The core issue is that cities no longer enable us to live out our dreams. We have changed, but the cities haven’t. They remain the final bastions of modernistic design where users are seen as the masses and individuals are an obstacle. Even suburbia (on the surface a tasteless, mundane, hypermarket-bound high-carbon lifestyle) offers more potential for self-expression. That is why we fleeing cities.

To lure us back we need cities that give us a voice. We need to take democracy to the next level, where it recognises our individual needs and dreams.

How this relates to Washington Square Park:

The problem with Washington Square Park’s redesign is that it’s an example of a city that had a concept that totally negated the value of park users’ and community input. There was a Parks Commissioner, as directed by the city’s Mayor, who pretended that having “listening sessions” was the same thing AS listening.

The problem with Washington Square Park Redesign Phase II isn’t that it doesn’t look nice. As commenter Angela wrote: “the park looks pretty and all but rather generic and bland.”

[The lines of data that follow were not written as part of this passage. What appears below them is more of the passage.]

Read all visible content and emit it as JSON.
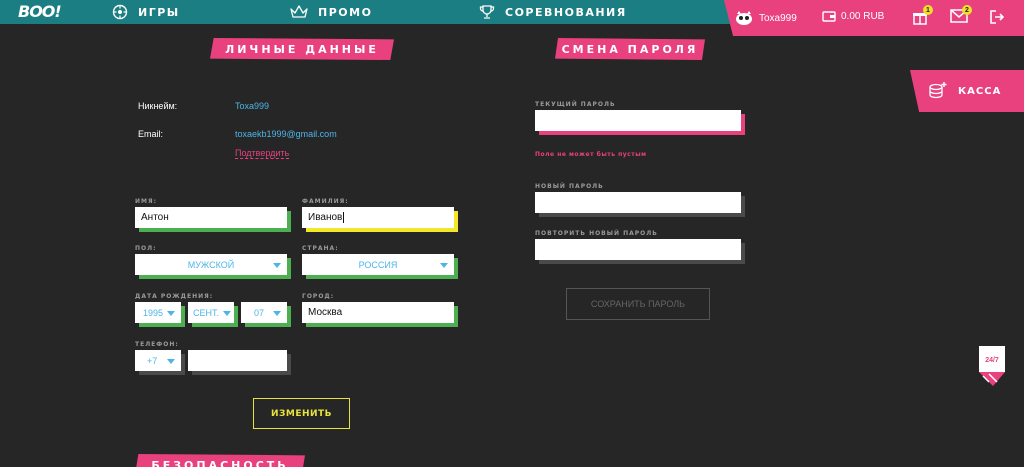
{
  "brand": {
    "logo": "BOO!"
  },
  "nav": [
    {
      "label": "ИГРЫ",
      "icon": "games-icon"
    },
    {
      "label": "ПРОМО",
      "icon": "crown-icon"
    },
    {
      "label": "СОРЕВНОВАНИЯ",
      "icon": "trophy-icon"
    }
  ],
  "user": {
    "username": "Toxa999",
    "balance": "0.00 RUB",
    "gifts_count": "1",
    "messages_count": "2"
  },
  "cashier": {
    "label": "КАССА"
  },
  "personal": {
    "title": "ЛИЧНЫЕ ДАННЫЕ",
    "nickname_label": "Никнейм:",
    "nickname_value": "Toxa999",
    "email_label": "Email:",
    "email_value": "toxaekb1999@gmail.com",
    "confirm_link": "Подтвердить",
    "first_name_label": "ИМЯ:",
    "first_name_value": "Антон",
    "last_name_label": "ФАМИЛИЯ:",
    "last_name_value": "Иванов",
    "gender_label": "ПОЛ:",
    "gender_value": "МУЖСКОЙ",
    "country_label": "СТРАНА:",
    "country_value": "РОССИЯ",
    "birthdate_label": "ДАТА РОЖДЕНИЯ:",
    "birth_year": "1995",
    "birth_month": "СЕНТ.",
    "birth_day": "07",
    "city_label": "ГОРОД:",
    "city_value": "Москва",
    "phone_label": "ТЕЛЕФОН:",
    "phone_code": "+7",
    "phone_value": "",
    "submit_label": "ИЗМЕНИТЬ"
  },
  "password": {
    "title": "СМЕНА ПАРОЛЯ",
    "current_label": "ТЕКУЩИЙ ПАРОЛЬ",
    "error_text": "Поле не может быть пустым",
    "new_label": "НОВЫЙ ПАРОЛЬ",
    "repeat_label": "ПОВТОРИТЬ НОВЫЙ ПАРОЛЬ",
    "save_label": "СОХРАНИТЬ ПАРОЛЬ"
  },
  "security": {
    "title": "БЕЗОПАСНОСТЬ"
  },
  "support": {
    "label": "24/7"
  },
  "colors": {
    "accent_pink": "#e8417e",
    "topbar_teal": "#1b7e82",
    "field_green": "#4caf50",
    "field_yellow": "#f2e829",
    "link_blue": "#4db5e8",
    "background": "#262626"
  }
}
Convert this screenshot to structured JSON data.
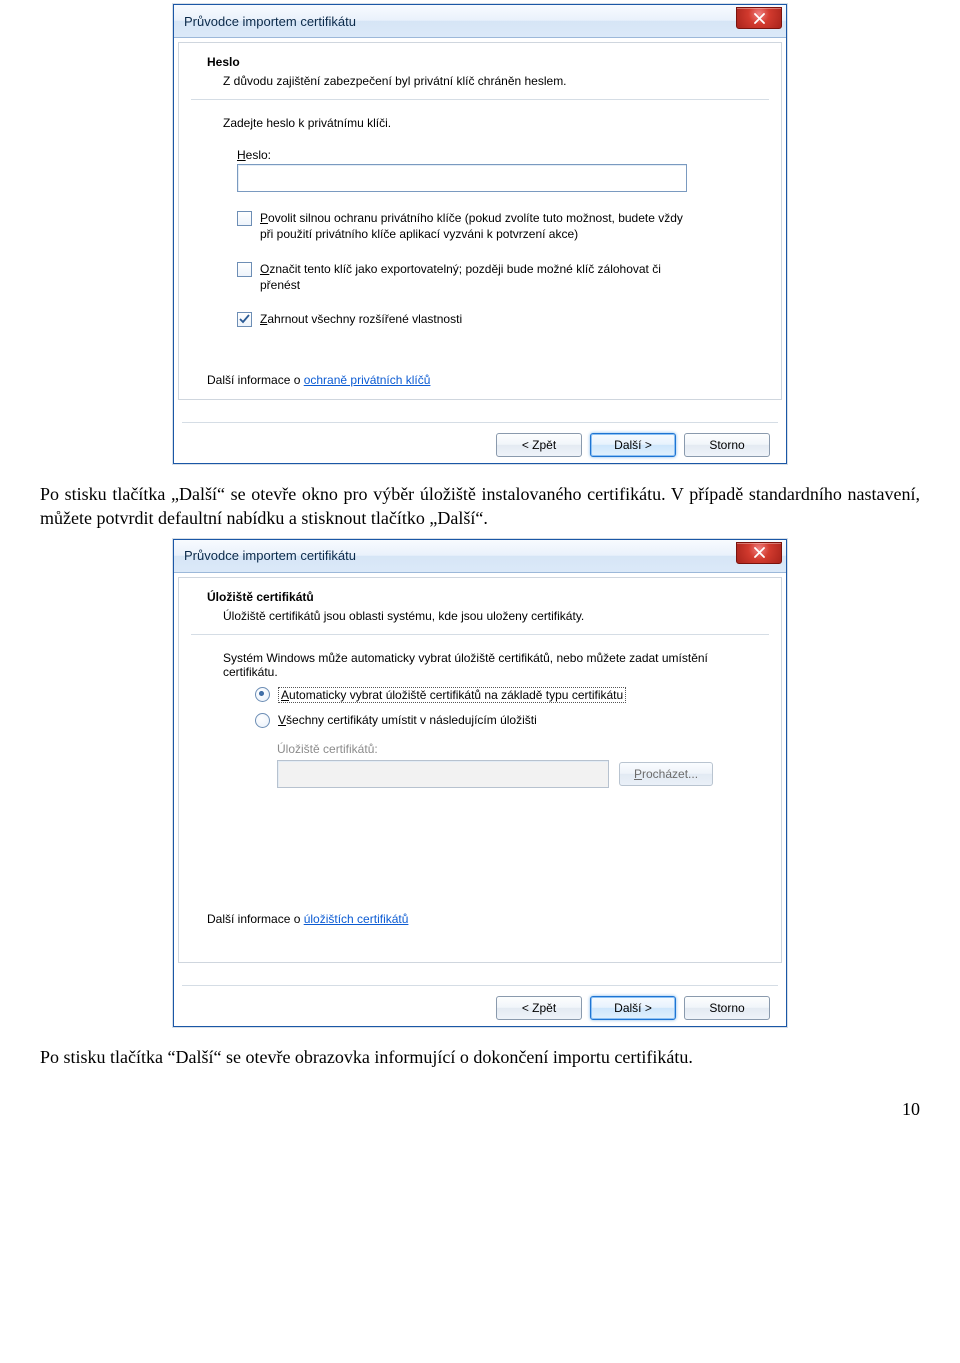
{
  "dialog1": {
    "title": "Průvodce importem certifikátu",
    "header_title": "Heslo",
    "header_sub": "Z důvodu zajištění zabezpečení byl privátní klíč chráněn heslem.",
    "instr": "Zadejte heslo k privátnímu klíči.",
    "pwd_label_pre": "H",
    "pwd_label_rest": "eslo:",
    "pwd_value": "",
    "chk1_pre": "P",
    "chk1_rest": "ovolit silnou ochranu privátního klíče (pokud zvolíte tuto možnost, budete vždy při použití privátního klíče aplikací vyzváni k potvrzení akce)",
    "chk2_pre": "O",
    "chk2_rest": "značit tento klíč jako exportovatelný; později bude možné klíč zálohovat či přenést",
    "chk3_pre": "Z",
    "chk3_rest": "ahrnout všechny rozšířené vlastnosti",
    "link_prefix": "Další informace o ",
    "link_text": "ochraně privátních klíčů",
    "btn_back": "< Zpět",
    "btn_next": "Další >",
    "btn_cancel": "Storno"
  },
  "para1": "Po stisku tlačítka „Další“ se otevře okno pro výběr úložiště instalovaného certifikátu. V případě standardního nastavení, můžete potvrdit defaultní nabídku a stisknout tlačítko „Další“.",
  "dialog2": {
    "title": "Průvodce importem certifikátu",
    "header_title": "Úložiště certifikátů",
    "header_sub": "Úložiště certifikátů jsou oblasti systému, kde jsou uloženy certifikáty.",
    "instr": "Systém Windows může automaticky vybrat úložiště certifikátů, nebo můžete zadat umístění certifikátu.",
    "radio1_pre": "A",
    "radio1_rest": "utomaticky vybrat úložiště certifikátů na základě typu certifikátu",
    "radio2_pre": "V",
    "radio2_rest": "šechny certifikáty umístit v následujícím úložišti",
    "store_label": "Úložiště certifikátů:",
    "browse": "Procházet...",
    "link_prefix": "Další informace o ",
    "link_text": "úložištích certifikátů",
    "btn_back": "< Zpět",
    "btn_next": "Další >",
    "btn_cancel": "Storno"
  },
  "para2": "Po stisku tlačítka “Další“ se otevře obrazovka informující o dokončení importu certifikátu.",
  "page_number": "10"
}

The problem is that everything about the previous design that the community very much liked was obliterated. It was the ultimate in a slap in the face, a statement: ‘we don’t care what you think,’ we want this park to represent the Bloomberg model, to be homogenized, and to reflect the city WE envision, not the one you want, not the one you loved.’ By their actions, city officials were blatantly saying, ‘this isn’t the ’60s or even the ’70s and we WILL prevail.’ Maybe they did, maybe they didn’t. The park will always be special. It’s just a bit tainted now. Unfortunately, there’s no way to get around that fact.

I think that there will be a way, one day in the future, for people to reclaim what was lost at Washington Square or create something new within the design, as people are doing in WikiCity movements, which will provide the lost “voice” in the process. That there will be a way to somehow right what was done and build a new model of governance for the future; a future where the Bloomberg model, in which real estate, Wall Street and corporate interests reign, will be looked upon with disdain, and people will say “This is ours. Don’t mess with this.”